Le thème de ce numéro « Moins » pourrait au premier abord laisser un peu perplexe. Moins ? Moins pour qui ? Moins pour quoi ? Après quelques jours de réflexion, ne pourrait-on pas aussi dire : « moins de quoi pour plus de quoi ? »

Adopter individuellement un comportement décroissant est nécessaire, j’adhère pleinement à cette idée. Nous pouvons chacun et chacune refuser d’acheter ce qui nous semble être gaspillage, inutile et polluant. Cependant nous ne devons pas sous-estimer la capacité du système ultra-libéral/capitaliste à convaincre la majorité de la population qu’elle a besoin de produits inutiles et polluants. Le marketing, nous le savons, déborde d’imagination. Et nous restons prisonniers d’une petite minorité qui peut décider de ce qui doit être produit ou ne plus être produit avec le seul critère du profit.

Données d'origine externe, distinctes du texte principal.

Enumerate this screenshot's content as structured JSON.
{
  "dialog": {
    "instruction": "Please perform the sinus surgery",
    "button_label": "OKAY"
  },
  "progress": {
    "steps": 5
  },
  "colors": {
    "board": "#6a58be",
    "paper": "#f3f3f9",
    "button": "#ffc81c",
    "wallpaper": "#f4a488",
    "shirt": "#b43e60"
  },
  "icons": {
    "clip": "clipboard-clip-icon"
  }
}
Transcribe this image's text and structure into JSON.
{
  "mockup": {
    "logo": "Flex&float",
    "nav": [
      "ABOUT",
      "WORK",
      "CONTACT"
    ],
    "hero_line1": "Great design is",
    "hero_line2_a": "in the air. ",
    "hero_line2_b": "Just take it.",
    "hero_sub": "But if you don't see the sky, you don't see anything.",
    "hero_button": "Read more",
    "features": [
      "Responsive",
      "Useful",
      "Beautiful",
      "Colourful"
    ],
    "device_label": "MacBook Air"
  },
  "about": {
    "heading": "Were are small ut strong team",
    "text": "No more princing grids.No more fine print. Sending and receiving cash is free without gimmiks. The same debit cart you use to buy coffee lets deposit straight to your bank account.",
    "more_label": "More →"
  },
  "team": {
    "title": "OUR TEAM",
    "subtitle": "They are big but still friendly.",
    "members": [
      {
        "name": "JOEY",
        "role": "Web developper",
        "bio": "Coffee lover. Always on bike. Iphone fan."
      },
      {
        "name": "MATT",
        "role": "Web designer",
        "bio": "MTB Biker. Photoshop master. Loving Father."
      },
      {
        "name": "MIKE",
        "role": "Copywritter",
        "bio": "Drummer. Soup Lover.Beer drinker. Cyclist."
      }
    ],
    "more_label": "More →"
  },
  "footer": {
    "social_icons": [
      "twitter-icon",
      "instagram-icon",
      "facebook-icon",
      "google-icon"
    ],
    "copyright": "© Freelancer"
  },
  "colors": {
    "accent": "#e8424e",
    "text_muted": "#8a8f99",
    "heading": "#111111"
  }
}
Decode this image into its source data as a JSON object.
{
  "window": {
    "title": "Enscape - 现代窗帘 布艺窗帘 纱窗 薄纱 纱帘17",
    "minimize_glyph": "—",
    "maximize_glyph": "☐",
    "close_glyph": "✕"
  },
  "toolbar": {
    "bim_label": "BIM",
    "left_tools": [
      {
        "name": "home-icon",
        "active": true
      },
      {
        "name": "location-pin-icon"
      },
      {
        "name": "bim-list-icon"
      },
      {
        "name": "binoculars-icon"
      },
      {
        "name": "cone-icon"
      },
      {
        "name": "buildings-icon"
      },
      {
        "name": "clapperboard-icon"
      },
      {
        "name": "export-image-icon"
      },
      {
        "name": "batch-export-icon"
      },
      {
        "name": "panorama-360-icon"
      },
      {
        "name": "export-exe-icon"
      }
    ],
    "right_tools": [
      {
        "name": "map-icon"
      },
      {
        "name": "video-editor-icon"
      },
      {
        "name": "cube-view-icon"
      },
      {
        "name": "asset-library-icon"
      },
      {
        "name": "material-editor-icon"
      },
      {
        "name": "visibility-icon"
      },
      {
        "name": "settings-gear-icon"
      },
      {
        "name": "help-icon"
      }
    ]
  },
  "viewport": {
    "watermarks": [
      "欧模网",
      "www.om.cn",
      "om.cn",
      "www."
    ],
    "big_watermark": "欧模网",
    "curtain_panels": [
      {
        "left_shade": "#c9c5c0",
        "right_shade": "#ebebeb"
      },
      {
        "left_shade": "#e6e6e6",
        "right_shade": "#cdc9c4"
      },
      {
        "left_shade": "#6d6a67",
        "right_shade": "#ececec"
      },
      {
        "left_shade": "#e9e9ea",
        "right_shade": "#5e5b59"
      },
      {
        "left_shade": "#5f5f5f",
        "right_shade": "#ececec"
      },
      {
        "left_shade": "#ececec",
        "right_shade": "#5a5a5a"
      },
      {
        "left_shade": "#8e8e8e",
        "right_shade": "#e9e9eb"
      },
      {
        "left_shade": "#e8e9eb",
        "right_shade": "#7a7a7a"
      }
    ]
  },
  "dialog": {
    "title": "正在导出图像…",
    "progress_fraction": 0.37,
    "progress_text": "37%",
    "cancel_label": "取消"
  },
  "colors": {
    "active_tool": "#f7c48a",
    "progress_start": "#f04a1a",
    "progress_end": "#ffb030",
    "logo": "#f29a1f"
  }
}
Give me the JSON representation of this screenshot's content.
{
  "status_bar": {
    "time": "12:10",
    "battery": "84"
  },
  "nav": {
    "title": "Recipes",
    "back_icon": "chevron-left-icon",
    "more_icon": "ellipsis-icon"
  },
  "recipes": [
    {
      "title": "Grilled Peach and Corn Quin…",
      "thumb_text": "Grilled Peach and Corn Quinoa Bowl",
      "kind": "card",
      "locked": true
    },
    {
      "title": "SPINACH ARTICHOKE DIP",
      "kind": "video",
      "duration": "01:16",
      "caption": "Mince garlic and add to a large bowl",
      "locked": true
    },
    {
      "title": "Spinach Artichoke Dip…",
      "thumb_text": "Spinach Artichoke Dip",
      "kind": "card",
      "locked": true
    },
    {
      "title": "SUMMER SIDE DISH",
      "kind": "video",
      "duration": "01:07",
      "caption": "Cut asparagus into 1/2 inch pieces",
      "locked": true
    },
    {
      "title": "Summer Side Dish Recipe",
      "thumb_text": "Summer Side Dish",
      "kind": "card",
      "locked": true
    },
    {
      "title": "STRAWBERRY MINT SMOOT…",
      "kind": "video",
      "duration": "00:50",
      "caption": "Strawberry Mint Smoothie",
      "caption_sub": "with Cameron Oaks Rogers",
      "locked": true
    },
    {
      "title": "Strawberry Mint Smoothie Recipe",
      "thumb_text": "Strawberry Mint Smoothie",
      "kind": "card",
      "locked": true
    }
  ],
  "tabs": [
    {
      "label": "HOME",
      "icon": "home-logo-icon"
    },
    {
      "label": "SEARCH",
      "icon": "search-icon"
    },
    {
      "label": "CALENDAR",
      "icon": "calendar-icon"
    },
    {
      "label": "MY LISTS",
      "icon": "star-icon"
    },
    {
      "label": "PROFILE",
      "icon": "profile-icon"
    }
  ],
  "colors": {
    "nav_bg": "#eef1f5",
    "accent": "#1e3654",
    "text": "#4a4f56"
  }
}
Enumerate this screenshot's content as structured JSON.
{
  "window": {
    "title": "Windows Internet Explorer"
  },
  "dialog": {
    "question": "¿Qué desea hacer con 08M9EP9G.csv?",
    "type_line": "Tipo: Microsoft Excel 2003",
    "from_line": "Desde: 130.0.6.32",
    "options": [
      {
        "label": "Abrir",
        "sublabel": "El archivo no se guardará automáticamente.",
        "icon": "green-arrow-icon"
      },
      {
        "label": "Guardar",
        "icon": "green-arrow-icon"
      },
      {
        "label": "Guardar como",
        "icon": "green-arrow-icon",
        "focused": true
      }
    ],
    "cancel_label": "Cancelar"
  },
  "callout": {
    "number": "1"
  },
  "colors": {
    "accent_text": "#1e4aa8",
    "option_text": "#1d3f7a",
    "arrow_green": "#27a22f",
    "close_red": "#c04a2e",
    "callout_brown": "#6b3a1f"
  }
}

Un exemple. Certains médicaments bon marché et ayant fait leurs preuves ne sont plus produits, car insuffisamment rentables. La Suisse, pays de la pharma est en rupture de stock pour 600 médicaments utilisés quotidiennement par des patients qui en sont dépendants pour leur santé.

Par ailleurs, on tente de nous persuader que la 5G est incontournable au mépris de tout principe de précaution. Elle pourrait impacter la santé des populations. Elle demande une nouvelle génération de téléphones adaptés à cette technologie, ce qui amènerait à rendre obsolètes des millions de téléphones portables. La production de ces nouveaux joujoux engendre l’exploitation de métaux rares qui est polluante et le travail des enfants, tout cela pour nous permettre d’aller plus vite, mais plus vite vers quoi ?
Alors peut-être devrions nous dire moins de 5G et de nouveaux smartphones et plus de médicaments utiles et bon-marché.

Peut-on interdire la production de certaines marchandises ? On peut en tout cas interdire leur utilisation. L’amiante, certains pesticides, les plastiques à usage unique, les OGM en Suisse, le glyphosate, etc. Ces interdictions d’utilisation se basent sur des critères pour la plupart de santé publique. Mais leur production continue et ils sont vendus dans des pays dont les législations s’accommodent des diktats des multinationales qui les leur vendent et ainsi continuent à détruire l’environnement et la santé.

Donc, pour être cohérent.e.s il faudrait interdire la fabrication de ces substances ou produits et élargir les critères d’interdiction à leur utilité sociale réelle, aux besoins de base des populations, aux conditions de production et aux dommages environnementaux.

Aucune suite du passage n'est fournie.